This step first matches and then groups dataset records based on entity values.
The Match and Group step identifies records that are related to each other in some way. For example, if you are trying to eliminate redundant information from your customer data, you may want to identify duplicate records for the same customer. If you are trying to eliminate duplicate marketing mailings to the same address, you may want to identify records of customers that live in the same household.
You can match based on entities, field values, or combination of entities and fields. An entity is a collection of fields that uniquely characterizes or identifies an object as a person, address, contact, or business.
A matching scenario defines the collection of entities or fields to be used to match and group records. When there is no entity for a set of criteria, you can select fields that distinguish relevant characteristics to match records. Fields and entities within a scenario are combined with a logical AND, where all records must match every field or entity in the scenario to be grouped with other records. Multiple scenarios are combined with a logical OR, where any scenario can be matched to match and include a record in a group.
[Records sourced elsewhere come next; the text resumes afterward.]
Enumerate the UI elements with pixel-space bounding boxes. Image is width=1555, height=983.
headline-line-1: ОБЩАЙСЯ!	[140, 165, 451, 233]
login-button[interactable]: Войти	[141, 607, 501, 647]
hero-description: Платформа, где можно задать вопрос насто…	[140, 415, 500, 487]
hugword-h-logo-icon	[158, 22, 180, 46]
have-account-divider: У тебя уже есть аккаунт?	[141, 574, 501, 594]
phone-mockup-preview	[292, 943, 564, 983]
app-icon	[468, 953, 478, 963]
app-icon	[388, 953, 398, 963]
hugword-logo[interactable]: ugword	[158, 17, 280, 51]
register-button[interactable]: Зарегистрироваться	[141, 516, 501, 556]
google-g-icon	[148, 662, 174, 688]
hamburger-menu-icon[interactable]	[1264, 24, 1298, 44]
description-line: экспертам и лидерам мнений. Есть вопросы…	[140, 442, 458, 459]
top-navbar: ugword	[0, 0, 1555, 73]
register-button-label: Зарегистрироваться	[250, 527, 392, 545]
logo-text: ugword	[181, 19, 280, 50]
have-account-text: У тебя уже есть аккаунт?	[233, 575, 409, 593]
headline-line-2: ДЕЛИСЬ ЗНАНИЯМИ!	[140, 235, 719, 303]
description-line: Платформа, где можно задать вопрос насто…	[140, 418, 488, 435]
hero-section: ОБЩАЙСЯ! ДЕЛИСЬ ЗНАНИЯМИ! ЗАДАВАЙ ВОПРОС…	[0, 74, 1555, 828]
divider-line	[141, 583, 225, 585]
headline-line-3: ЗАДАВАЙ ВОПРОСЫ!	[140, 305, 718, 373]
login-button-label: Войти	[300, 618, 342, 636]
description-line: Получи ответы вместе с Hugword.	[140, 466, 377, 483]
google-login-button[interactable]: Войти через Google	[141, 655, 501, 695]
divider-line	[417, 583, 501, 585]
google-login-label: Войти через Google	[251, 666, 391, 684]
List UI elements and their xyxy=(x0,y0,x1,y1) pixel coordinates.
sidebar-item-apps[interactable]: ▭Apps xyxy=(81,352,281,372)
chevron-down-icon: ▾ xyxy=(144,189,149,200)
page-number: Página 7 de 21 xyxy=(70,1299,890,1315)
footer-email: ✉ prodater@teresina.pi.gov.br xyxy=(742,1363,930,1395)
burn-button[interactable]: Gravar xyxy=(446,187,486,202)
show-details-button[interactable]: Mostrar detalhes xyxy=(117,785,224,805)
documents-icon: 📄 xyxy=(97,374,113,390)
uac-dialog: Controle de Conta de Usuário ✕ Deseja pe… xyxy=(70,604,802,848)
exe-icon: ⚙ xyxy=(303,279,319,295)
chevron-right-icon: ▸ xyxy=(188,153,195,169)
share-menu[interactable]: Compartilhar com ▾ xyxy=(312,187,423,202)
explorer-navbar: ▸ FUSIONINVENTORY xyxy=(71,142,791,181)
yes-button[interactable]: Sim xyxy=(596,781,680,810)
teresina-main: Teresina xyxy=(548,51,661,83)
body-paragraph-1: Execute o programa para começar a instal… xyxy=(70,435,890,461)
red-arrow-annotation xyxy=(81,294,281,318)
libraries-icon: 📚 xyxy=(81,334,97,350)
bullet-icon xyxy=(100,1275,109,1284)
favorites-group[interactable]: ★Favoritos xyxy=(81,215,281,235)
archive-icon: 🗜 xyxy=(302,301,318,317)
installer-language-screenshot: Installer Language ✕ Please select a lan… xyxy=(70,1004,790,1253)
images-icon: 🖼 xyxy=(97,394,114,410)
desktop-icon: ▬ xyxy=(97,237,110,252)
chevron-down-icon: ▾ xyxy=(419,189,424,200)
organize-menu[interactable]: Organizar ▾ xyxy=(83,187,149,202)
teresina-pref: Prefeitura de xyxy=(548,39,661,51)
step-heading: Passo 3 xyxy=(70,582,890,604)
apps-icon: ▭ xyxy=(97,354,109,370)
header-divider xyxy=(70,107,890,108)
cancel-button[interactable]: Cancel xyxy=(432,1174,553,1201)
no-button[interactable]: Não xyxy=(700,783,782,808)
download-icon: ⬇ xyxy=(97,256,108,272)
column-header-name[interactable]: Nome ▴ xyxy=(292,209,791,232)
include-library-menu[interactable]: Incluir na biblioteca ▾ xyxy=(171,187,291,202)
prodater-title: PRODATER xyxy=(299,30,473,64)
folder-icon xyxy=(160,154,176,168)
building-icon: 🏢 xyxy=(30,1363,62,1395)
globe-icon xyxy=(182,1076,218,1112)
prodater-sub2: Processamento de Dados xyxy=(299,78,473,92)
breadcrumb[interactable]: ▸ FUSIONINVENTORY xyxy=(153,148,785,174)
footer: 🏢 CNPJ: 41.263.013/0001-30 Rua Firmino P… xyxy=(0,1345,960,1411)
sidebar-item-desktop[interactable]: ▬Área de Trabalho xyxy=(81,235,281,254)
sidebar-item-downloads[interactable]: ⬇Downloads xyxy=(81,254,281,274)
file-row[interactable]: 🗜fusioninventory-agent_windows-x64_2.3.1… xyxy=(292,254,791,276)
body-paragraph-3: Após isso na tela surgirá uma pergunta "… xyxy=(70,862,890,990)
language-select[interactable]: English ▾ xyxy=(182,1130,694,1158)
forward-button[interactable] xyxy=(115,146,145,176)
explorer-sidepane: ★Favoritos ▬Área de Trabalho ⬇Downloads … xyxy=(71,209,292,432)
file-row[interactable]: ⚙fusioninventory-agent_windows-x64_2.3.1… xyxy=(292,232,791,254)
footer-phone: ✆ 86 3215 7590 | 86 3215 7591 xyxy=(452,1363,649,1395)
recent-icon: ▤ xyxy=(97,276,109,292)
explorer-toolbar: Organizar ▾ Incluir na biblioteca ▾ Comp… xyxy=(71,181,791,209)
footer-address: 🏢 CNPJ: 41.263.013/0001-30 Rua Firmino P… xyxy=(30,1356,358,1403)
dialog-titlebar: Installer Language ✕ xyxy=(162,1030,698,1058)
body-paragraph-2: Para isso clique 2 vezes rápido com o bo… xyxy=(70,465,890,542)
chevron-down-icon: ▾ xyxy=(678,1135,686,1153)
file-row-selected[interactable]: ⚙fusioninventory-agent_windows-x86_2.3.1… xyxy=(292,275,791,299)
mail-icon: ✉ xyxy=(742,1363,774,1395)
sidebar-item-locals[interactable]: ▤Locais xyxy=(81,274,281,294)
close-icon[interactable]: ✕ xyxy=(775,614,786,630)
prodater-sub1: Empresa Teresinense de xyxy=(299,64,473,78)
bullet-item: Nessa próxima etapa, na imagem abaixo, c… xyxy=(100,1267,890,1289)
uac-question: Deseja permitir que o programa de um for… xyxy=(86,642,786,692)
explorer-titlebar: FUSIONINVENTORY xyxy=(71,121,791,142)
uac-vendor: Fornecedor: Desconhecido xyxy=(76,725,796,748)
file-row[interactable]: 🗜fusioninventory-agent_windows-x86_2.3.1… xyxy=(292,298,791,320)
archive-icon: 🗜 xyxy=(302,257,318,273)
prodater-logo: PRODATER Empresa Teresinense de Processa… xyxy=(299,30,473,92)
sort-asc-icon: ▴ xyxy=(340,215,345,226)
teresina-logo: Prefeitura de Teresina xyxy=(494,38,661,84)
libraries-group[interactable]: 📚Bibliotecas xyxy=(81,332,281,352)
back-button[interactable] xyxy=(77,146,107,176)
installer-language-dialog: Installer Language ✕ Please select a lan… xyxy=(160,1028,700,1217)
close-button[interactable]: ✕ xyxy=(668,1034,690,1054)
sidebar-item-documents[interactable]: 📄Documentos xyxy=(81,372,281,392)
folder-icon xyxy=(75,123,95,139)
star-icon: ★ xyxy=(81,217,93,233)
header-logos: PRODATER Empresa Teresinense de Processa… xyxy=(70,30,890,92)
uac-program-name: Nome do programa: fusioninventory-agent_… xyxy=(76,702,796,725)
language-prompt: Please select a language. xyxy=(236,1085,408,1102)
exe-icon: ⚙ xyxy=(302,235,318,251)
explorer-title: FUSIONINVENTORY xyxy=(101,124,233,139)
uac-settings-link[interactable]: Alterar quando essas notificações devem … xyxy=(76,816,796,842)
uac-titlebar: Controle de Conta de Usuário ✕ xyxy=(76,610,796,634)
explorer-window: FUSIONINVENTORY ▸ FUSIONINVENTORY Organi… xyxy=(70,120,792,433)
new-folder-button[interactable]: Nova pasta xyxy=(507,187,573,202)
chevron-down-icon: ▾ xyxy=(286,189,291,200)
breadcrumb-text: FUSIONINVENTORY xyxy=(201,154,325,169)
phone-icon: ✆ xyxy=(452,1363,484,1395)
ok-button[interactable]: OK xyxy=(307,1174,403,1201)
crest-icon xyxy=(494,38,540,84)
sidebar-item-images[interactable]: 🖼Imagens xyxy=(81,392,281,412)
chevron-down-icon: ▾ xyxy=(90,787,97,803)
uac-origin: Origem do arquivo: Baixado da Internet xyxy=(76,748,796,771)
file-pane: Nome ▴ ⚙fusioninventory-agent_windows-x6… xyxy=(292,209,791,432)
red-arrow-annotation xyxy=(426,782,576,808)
Step name: Defines the name for a step. Provide a meaningful name so that anyone who edits steps in a pipeline will be able to identify the purpose of a step.
Approach
- Entity based: You define the criteria that match and group records.
- Automated: The Match and Group step uses artificial intelligence and machine learning to match and group records based on name and location of people or businesses.
- Custom: Define match scenarios for non-entities. It allows you to define custom match rules and leverage those to handle a wider variety of match scenarios.
Output Fields
-
GroupId: Each suspect record is given a
GroupId. The candidates for that suspect are given the sameGroupId. For example, if John Smith is a suspect record and its candidate records are John Smith and Jon Smith, then all three records would have the sameGroupId. - MatchKey: Records that have the same match key are placed into a match group. Records with the same match key are considered potential duplicates. Records with different match keys are not considered duplicates.
-
RecordType: Identifies the type of match record in a
collection. The possible values are:
- Suspect: A record that other records are compared to determine if they are duplicates of each other. Each collection has one and only one suspect record.
- Duplicate: A record that is a duplicate of the suspect record.
- Unique: A record that has no duplicates.
- IsMatched: This value is set to true when the match score is greater to or equal to the Master Threshold setting.
- MatchScore: This is the probability that a record matches other records, where 0 represents a non-match, and 100 represents a full match. A value falling between 0 and 100 shows the match confidence level.
- MatchScenario: Shows the name of the scenario that defines a Duplicate record. This is empty for Suspect or Unique records.